LOUIS BURKE | Culture | CONTACT

Proving that an oldie can still be a goodie, the soap opera Neighbours has clearly been taking promotional tips from industrial rug outlets.

Known for TV ads that could deafen God, rug outlets are also notorious for promoting their ‘closing down’ sales with heavily discounted prices.

However, everyone who didn’t just fall off the cabbage truck knows that these rug outlets are never actually closing down but are merely doing so to grab attention by increasing urgency and scarcity.

And now this tactic has been used on the viewers of Neighbours who tuned in to see the finale this year only to find out the show is returning in the type of twist that is rather on brand for a soapie.

“You won’t hear me complaining!” stated Neighbours viewer Marcia Griegg, whose husband hoped a free half hour a day would help them to heal from the years of time wasted.

“But seriously, I do feel like I’ve been taken for a ride a bit. We had that big finale and it really seemed like things were laid to rest.”

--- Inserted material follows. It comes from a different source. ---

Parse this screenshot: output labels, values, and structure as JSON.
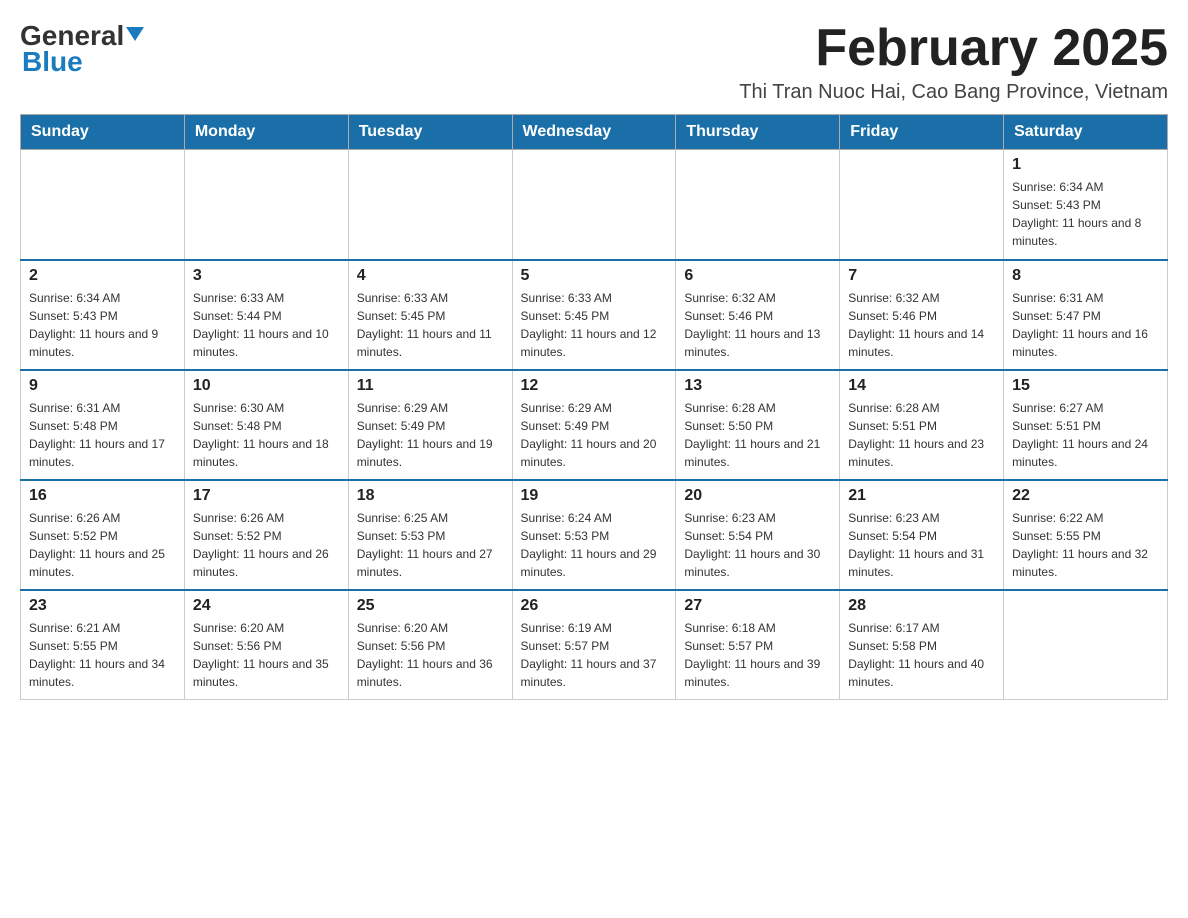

“The first evening it wasn’t on I stepped outside. It was the first time I had ever seen my front yard at 6:30pm. I saw my agapanthus bobbing in the breeze that caressed my cheeks. Spied a local cat saunter away with rebellious recluse as I step foot in his kingdom. My neighbours, the true kind, return from work into the embrace of children as they grasped them with the promises of lines unscripted. The headlights of my husbands car, which was once ‘the car’, as he pulled into our driveway, stepping out to the silence of the engine and the spring of his grin which spoke writ with joy; ‘Darl’.” 

“I witnessed the world.”

“And now that I’ve done that it’s definitely time for more Neighbours again! Might even buy a new rug to celebrate! Where’s a good closing down sale when you need one?”